The difference is as follows
class base { public virtual void foo() { Console.write("base.foo"); } }
class derived { public override void foo() { Console.write("derived.foo"); } }
base b = new base();
b.foo() // prints "base.foo" // no issue b is a base and variable is a base
base b = new derived();
b.foo(); // prints "derived.foo" because concrete tyoe is derived, not base
but
class base { public void foo() { Console.write("base.foo"); } }
class derived { public new void foo() { Console.write("derived.foo"); } }
base b = new base();
b.foo() // prints "base.foo" // no issue b is a base and variable is a base
base b = new derived();
b.foo(); // prints "base.foo" because variable b is base.
derived d = b as derived;
d.foo() // prints "derived.foo" - now variable d is declared as derived.
Your second call prints A::mvVirtual because that method (mVVirtual) is actually not virtual, (in spite of it's name), because it has the new specifier... So it decides based on the variable type, which is A.
To explain what is going on technically, Every Type has a "method Table" with pointers to all the methods in that type. (It is NOT the instance of a type that has this table, It is the TYPE itself.) Each Types' method table is structured with all acessible virtual methods first, from object (furthest up the inheritance chain) at the beginning, to the virtual methods declared in the type itself, at the end.

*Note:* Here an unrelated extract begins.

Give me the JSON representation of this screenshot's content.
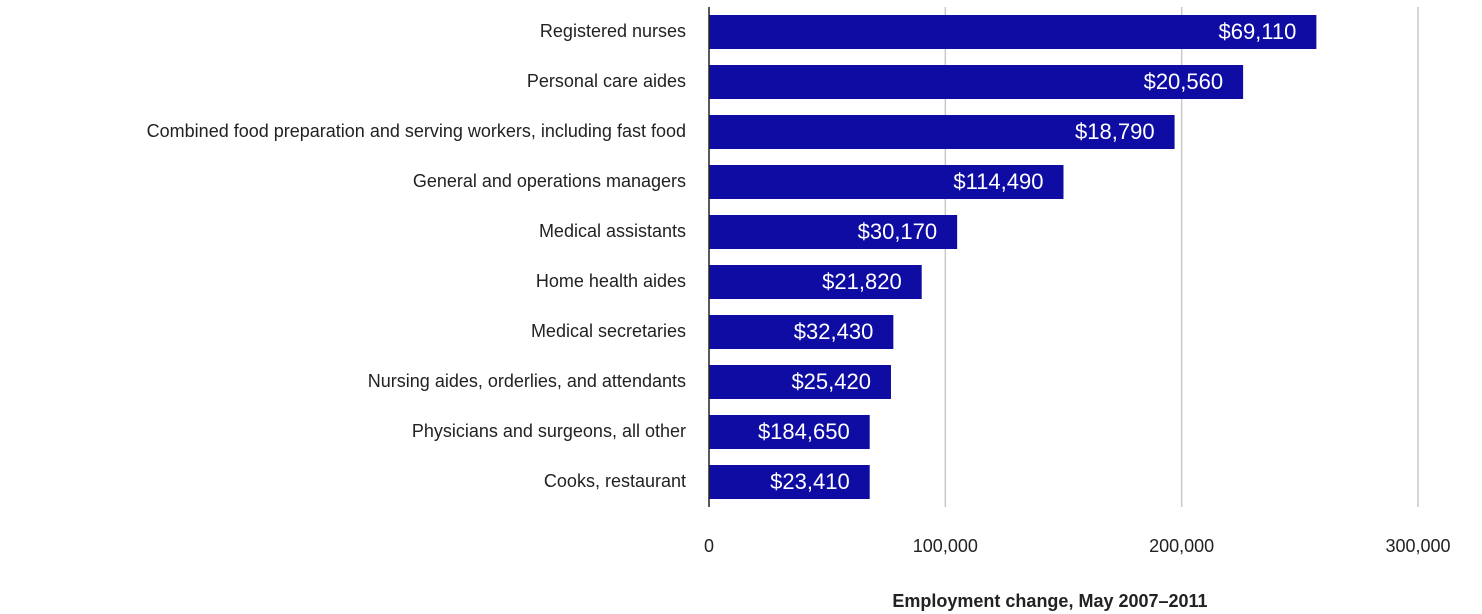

Then, after all the virtual methods are represented, all the non-virtual methods are added, again, from any non-virtual methods in object, first, all the way to any non-virtual methods in the Type itself. The table is structured this way so that the offsets for all virtual metods will be identical in all derived classes' method tables, since the compiler may call these methods from variables declared as other types, even from code in other methods declared and implemented in base types of the concrete class.
When the compiler resolves a virtual method call it goes to the method table for the Type of the object itself, (the concrete type), whereas for a non-virtual call it goes to the method table for declared type of the variable. So if you call a virtual method, even from code in a base type, if the actual concrete type is Type derived from this base type, the compiler goes to the method table for that concrete type.
If you call a non-virtual method, (no matter how far down the inheritance change the actual object's type might be), The compiler access the method table for the variab;es' declared type. This table has nothing in from any derived types furthur down the chain.
This is how I understand it
A is the base class
B inherit A but doesn't override it
C inherit B but does override it
Since you are declaring A but initialize C, it will ignore the override because the base class is A and A never get overridden from B.